Не сердись на меня, Массино мой! Я не виновата, что в моей жизни ты был тем жарким солнцем, которое заставляет цветок развиться, и распуститься, и раскрыть свою чашечку, и разлить свои самые драгоценные ароматы.

И признайся откровенно самому себе, разве ты не был тогда счастлив? Разве не была я цветущим оазисом в твоей жизни? Разве в нашем домике лесника ты не прожил самое лучшее лето из всех, какие вообще выпадали тебе на твоем веку?

Ты сам говорил мне это тогда. А теперь, после трех дет разлуки, что скажешь?

Осмелишься ли ты проклясть то лето за одно только, что оно миновало? А ты как же хотел? Чтобы лишь твое счастье явилось исключением из всего существующего и никогда не кончилось?

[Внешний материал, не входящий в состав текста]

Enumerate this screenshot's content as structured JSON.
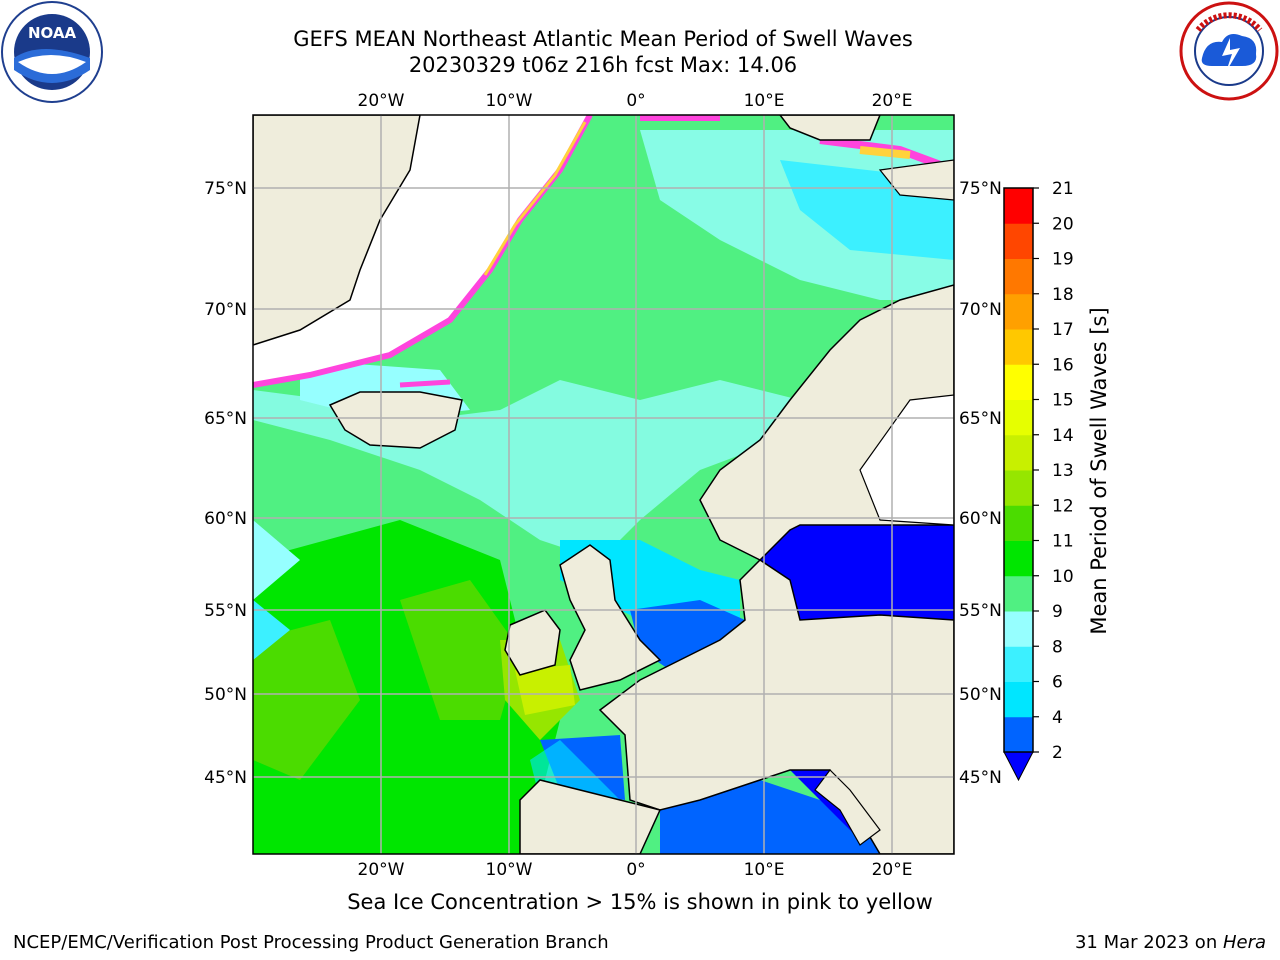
{
  "header": {
    "title_line1": "GEFS MEAN Northeast Atlantic Mean Period of Swell Waves",
    "title_line2": "20230329 t06z 216h fcst   Max: 14.06"
  },
  "logos": {
    "left": {
      "name": "noaa-logo",
      "text": "NOAA",
      "ring_text": "NATIONAL OCEANIC AND ATMOSPHERIC ADMINISTRATION · U.S. DEPARTMENT OF COMMERCE"
    },
    "right": {
      "name": "nws-logo",
      "ring_text": "NATIONAL WEATHER SERVICE"
    }
  },
  "map": {
    "lon_range": [
      -30,
      25
    ],
    "lat_range": [
      41,
      78
    ],
    "lon_ticks": [
      "20°W",
      "10°W",
      "0°",
      "10°E",
      "20°E"
    ],
    "lat_ticks": [
      "45°N",
      "50°N",
      "55°N",
      "60°N",
      "65°N",
      "70°N",
      "75°N"
    ],
    "grid": true,
    "colors": {
      "land": "#efeddc",
      "ice_free_white": "#ffffff"
    }
  },
  "colorbar": {
    "label": "Mean Period of Swell Waves [s]",
    "ticks": [
      "2",
      "4",
      "6",
      "8",
      "9",
      "10",
      "11",
      "12",
      "13",
      "14",
      "15",
      "16",
      "17",
      "18",
      "19",
      "20",
      "21"
    ],
    "colors": [
      "#0064ff",
      "#00e6ff",
      "#3cf0ff",
      "#96ffff",
      "#50f082",
      "#00e600",
      "#4bdc00",
      "#96e600",
      "#c8f000",
      "#e6ff00",
      "#ffff00",
      "#ffc800",
      "#ffa000",
      "#ff7800",
      "#ff4600",
      "#ff0000"
    ],
    "under_color": "#0000ff",
    "extend": "min"
  },
  "note": "Sea Ice Concentration > 15% is shown in pink to yellow",
  "footer": {
    "left": "NCEP/EMC/Verification Post Processing Product Generation Branch",
    "right_prefix": "31 Mar 2023 on ",
    "right_host": "Hera"
  }
}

Осмелишься ли ты швырнуть в меня камень за то, что я бросила тебя? Эх, Массино, в таком случае камень попал бы в тебя самого. Не я бросила тебя, а ты не сумел удержать меня. Вот как, голубчик! В твоем распоряжении было шесть месяцев, и ты не сделал ничего для этого. Так неужели я виновата, что другой за шесть недель управился, со мной лучше?

Это я, Массино, я была бы вправе упрекать тебя, проклинать тебя. Ведь признайся по совести самому себе: ты не верил в меня, в мою искренность, в мою любовь. Ты принимал мои ласки, все проявления моего взволнованного молодого чувства с пассивностью сибарита — пусть нежно, благодарно, но не выходя из-за ограды своего спокойствия, своего эгоизма. И я почувствовала это. Как было мне больно, ты этого не знал и не узнаешь никогда, ты, паршивый эгоист и сибарит! Вот и получай наказание! Я наказала тебя, и, если у тебя есть хоть кусочек человеческого сердца в груди, ты должен был почувствовать, что наказан, и должен был еще не так, не так почувствовать это!

И все же, Массино, не сердись на меня! Наказывая тебя, я пострадала в сотню, в тысячу раз сильнее, чем ты, и за мое страдание…»

* * *

Конец, фразы смазан, буквы расплылись — это капля воды или слезы?